Paper Abstract: Bordered on the west by Bhutan, to the north by China (Tibet) and to the east by Myanmar, the extreme northeast Indian state of Arunachal Pradesh remains today a world little changed by the global forces rapidly shaping other parts of Asia. The sheer inaccessibility of this land where 64% of its geographic area is classified as mountainous, coupled with geopolitical tensions between India and China, has preserved arguably the most bio diverse, intact ecosystem left in Asia. This biodiversity is facilitated by:

• Convergence in the region of three major floral groups; the Indochinese/IndoHimalamalayan tropical lowland flora, the Sino-Himalayan/East Asiatic flora and the Western/Central Himalayan flora;
• Influence by two separate monsoonal systems; and
• Variation in elevation from 160 meters at the Assam border to over 7,000 meters on the mountain tops that form the states border with China.

Inner Asian Conservation (IAC) has chosen to focus its conservation and development initiatives at this tri-junction of political and ecological worlds. We are approaching conservation here with the understanding that conservation can best be sustained with concurrent rise in the economic welfare of human communities living in and around target areas.

Creation of new protected areas in key areas adjacent to large and intact forests in China, Bhutan and Myanmar.

1. Eastern Arunachal Hayuliang Biosphere Reserve:
The creation of the 5,000 km² Hayuliang Biosphere Reserve in eastern Arunachal’s will occur first. This PA is contiguous with other protected areas in both China and Myanmar and abuts two of the states already established reserves. When protected the Biosphere Reserve will create an entirely contiguous 2 million hectare transboundary conservation complex- the largest in Asia- effectively linking the Eastern Himalaya/Indo Burma regions.

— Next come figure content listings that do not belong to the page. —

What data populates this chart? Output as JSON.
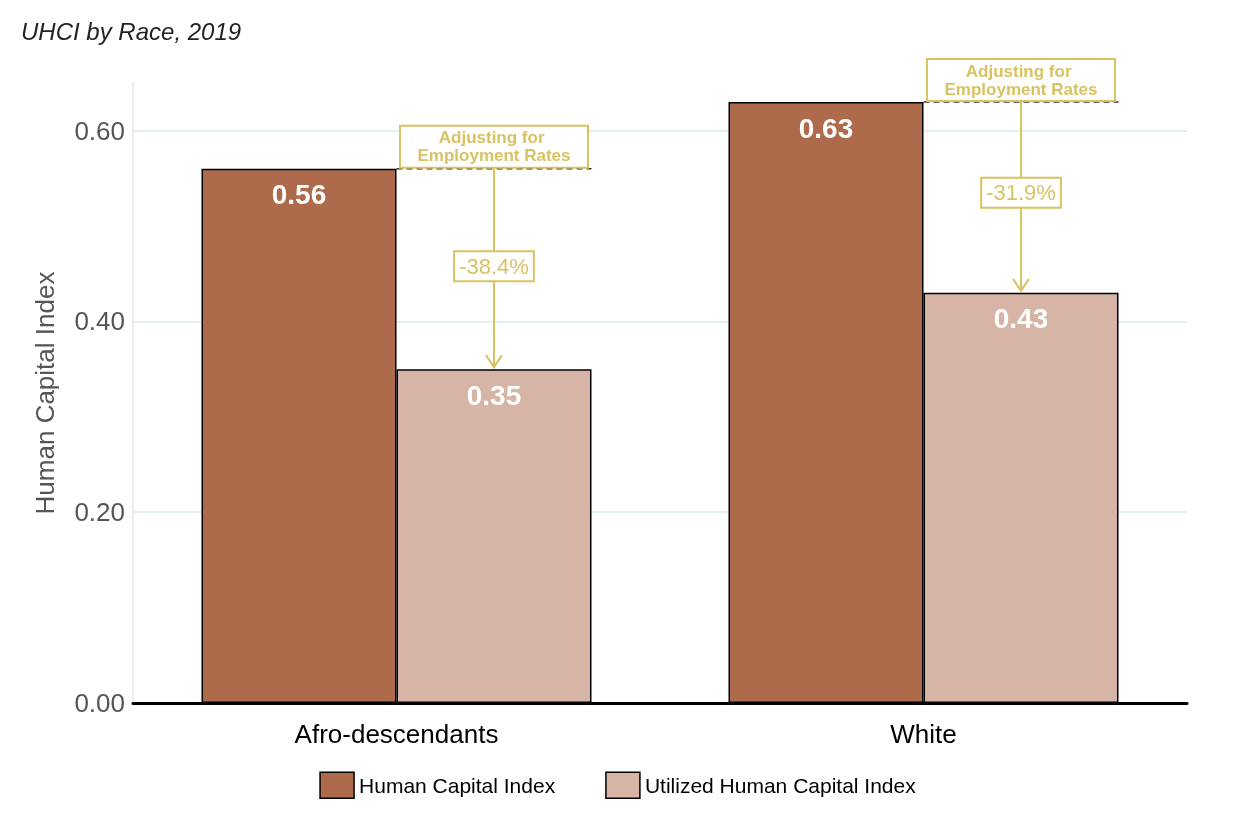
{
  "chart_data": {
    "type": "bar",
    "title": "UHCI by Race, 2019",
    "ylabel": "Human Capital Index",
    "categories": [
      "Afro-descendants",
      "White"
    ],
    "series": [
      {
        "name": "Human Capital Index",
        "color": "#ad6b4b",
        "values": [
          0.56,
          0.63
        ]
      },
      {
        "name": "Utilized Human Capital Index",
        "color": "#d6b4a6",
        "values": [
          0.35,
          0.43
        ]
      }
    ],
    "ylim": [
      0,
      0.65
    ],
    "yticks": [
      {
        "value": 0,
        "label": "0.00"
      },
      {
        "value": 0.2,
        "label": "0.20"
      },
      {
        "value": 0.4,
        "label": "0.40"
      },
      {
        "value": 0.6,
        "label": "0.60"
      }
    ],
    "data_labels": true,
    "grid": "y",
    "legend": "bottom",
    "annotations": [
      {
        "text": "Adjusting for Employment Rates",
        "x": "Afro-descendants",
        "y": 0.56
      },
      {
        "text": "-38.4%",
        "x": "Afro-descendants",
        "y": 0.458
      },
      {
        "text": "Adjusting for Employment Rates",
        "x": "White",
        "y": 0.63
      },
      {
        "text": "-31.9%",
        "x": "White",
        "y": 0.535
      }
    ]
  }
}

2. Western Arunachal Alaya Corridor Biosphere Reserve:
The 2,700 km² Alaya Corridor Biosphere Reserve runs parallel to the Bhutan border. This reserve is also contiguous with three protected areas in Bhutan.

3. Community Based Ecotourism:
Prior to the creation of these reserve, IAC has been involved in implementing community based ecotourism and other micro-enterprise initiatives which focus on local monitoring and enforcement of quality control measures to avoid pitfalls, such as elite capture and overbuilding, other areas of India: (Manali, Ladakh and Gangtok) continue to struggle with.

Due to Arunachal Pradesh’s scenic mountain splendor, ecotourism is a viable source of local income. At the village level, specifically near existing and potential protected areas, ecotourism in the form or trekking, wildlife tours, rafting, and mountaineering will provide part of the economic incentive to value and protect forests, rivers and wildlife as the platform upon which ecotourism and economic growth is based.